Fotoğraf: Diren Gazeteci (arşiv) / Twitter
Haberin İngilizcesi için tıklayın
İmralı F Tipi Yüksek Güvenlikli Kapalı Cezaevi’ndeki PKK lideri Abdullah Öcalan'ın müdafiliğini yapan Asrın Hukuk Bürosu avukatlarının da aralarında bulunduğu 8 avukatın yargılandığı davanın 10. duruşması dün görüldü.
Avukatlar, 12 Eylül - 28 Kasım 2007 tarihlerinde İmralı Adası'nda yaptıkları görüşmeler nedeniyle, “örgüt üyesi olmak” iddiasıyla İstanbul 33. Ağır Ceza Mahkemesi’nde yargılanıyordu.
“Örgütsel değil mesleki görüşme”
MA’nın haberine göre, duruşmaya, yargılanan avukatlardan Ali Maden, Baran Doğan, Cengiz Yürekli, İnan Akmeşe, Mahmut Taşçı, Mehmet Selim Okçuoğlu, Rezan Sarıca ile avukatları katıldı. Yargılanan avukatlardan Suat Eren ise İstanbul’da olmaması nedeniyle duruşmaya Ses ve Görüntü Bilişim Sistemi (SEGBİS) ile katıldı.
Uluslararası hukuk örgütleri ile birlikte Özgürlük İçin Hukukçular Derneği (ÖHD) üyesi çok sayıda avukat da duruşmayı izledi.
Kimlik tespiti ile başlayan duruşma, esas hakkındaki mütalaaya karşı tüm yargılananların tanık dinletmesi ile başladı.
İlk olarak dinlenen tanık İrfan Arasan, “Avukatım. Meslektaşlarım olması nedeniyle birçok avukatı tanırım. Söz konusu dönemde il binasında bir arama yapıldı. Alınan materyaller, siyasi çalışmalar kapsamındaydı, çoğu buydu. Yani legal siyasi çalışmalardan kaynaklı alınan materyallerdi” dedi.

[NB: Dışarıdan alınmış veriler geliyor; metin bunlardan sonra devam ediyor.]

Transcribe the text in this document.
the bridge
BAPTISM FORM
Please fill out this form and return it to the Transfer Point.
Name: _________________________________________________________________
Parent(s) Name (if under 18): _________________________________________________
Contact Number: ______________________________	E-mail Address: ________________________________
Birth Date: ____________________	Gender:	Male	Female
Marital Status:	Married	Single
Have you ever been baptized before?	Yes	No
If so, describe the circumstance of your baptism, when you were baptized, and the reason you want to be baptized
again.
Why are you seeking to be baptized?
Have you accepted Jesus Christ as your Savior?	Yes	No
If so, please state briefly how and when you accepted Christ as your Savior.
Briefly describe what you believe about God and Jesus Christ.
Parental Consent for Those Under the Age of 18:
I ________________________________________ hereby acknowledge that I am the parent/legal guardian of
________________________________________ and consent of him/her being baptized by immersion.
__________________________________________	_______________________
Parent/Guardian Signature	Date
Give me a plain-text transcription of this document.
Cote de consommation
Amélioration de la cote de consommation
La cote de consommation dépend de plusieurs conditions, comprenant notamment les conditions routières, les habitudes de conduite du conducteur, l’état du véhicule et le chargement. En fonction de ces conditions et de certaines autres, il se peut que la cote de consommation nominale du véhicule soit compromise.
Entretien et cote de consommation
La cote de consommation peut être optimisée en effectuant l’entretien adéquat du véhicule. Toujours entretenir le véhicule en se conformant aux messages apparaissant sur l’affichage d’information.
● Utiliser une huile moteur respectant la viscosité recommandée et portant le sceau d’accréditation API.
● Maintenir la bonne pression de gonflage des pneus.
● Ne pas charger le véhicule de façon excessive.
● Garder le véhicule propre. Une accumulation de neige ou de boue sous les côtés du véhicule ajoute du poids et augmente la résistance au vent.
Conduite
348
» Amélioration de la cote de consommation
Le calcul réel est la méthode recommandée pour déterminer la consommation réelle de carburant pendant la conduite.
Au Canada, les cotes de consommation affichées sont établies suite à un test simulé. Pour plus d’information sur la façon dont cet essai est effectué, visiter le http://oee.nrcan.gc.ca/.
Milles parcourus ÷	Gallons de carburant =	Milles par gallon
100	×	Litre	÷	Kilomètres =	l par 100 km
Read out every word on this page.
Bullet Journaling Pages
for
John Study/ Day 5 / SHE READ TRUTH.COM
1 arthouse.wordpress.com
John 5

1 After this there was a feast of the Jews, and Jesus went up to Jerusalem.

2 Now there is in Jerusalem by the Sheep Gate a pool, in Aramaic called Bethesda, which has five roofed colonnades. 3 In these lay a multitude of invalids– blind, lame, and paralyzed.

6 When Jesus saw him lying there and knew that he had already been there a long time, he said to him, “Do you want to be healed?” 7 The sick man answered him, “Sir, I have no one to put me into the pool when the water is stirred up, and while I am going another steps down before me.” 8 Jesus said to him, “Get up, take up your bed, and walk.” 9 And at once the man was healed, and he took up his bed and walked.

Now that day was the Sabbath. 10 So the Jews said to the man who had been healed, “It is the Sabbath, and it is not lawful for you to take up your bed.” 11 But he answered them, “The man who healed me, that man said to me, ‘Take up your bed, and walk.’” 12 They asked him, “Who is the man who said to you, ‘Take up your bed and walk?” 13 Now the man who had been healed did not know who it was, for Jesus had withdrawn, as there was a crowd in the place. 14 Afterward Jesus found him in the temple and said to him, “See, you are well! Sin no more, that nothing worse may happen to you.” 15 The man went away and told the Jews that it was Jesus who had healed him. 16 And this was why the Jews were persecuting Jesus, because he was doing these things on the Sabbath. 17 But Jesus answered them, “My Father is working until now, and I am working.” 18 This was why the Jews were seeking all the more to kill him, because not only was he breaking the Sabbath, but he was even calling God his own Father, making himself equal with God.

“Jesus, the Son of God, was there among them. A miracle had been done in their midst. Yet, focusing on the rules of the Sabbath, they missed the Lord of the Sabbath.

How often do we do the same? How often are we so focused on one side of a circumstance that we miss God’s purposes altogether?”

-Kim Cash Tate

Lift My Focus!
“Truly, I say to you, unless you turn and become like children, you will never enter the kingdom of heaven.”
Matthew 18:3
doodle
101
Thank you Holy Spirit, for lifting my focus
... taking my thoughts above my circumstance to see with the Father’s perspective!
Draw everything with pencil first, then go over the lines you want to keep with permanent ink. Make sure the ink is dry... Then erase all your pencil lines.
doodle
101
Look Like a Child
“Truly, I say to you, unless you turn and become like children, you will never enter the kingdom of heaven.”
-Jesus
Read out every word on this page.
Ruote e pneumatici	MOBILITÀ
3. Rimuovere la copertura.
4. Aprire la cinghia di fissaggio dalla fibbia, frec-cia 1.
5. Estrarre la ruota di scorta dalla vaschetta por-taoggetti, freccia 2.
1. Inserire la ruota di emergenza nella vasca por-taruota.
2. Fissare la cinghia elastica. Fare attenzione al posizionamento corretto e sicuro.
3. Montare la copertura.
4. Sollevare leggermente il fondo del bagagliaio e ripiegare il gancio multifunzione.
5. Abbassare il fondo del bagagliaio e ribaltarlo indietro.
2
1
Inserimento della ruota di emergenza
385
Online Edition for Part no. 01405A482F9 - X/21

Diğer tanık Adem Çavuşçu da, “Sanıkların çoğu meslektaşım. Söz konusu telefon görüşmesinde müvekkilimin gözaltı süreci vardı. Dava sürecini de takip ettim. Mesleki olarak yaptığımız görüşmeydi. Örgütsel bir görüşme yok” diye konuştu.
“İmralı Adası’na savcılık izniyle gittik”
Ardından yargılananların savunmalarına geçildi. İlk olarak savunma yapan avukat Baran Doğan, tanık beyanlarına karşı savunma yaptı:
“Bu memlekette bir Kürt sorunu olduğunu biliyoruz. Ve bu sorunun çözülmesi için mücadele ediyoruz. İmralı Adası’na nasıl gittiğimiz merak ediliyor. Adaya savcılık izin veriyor ve oraya bir kalem dahi içeri alınmıyor. Örgütsel bir görüşme olduğu iddiasını reddediyorum. Neden avukatlık yaptığımı soruyorsunuz. Biz avukatlık güvenceleriyle görüşmelere gittik. Mesleki faaliyetlerimden dolayı gittim. Benim örgütten, örgütün benden haber yok.”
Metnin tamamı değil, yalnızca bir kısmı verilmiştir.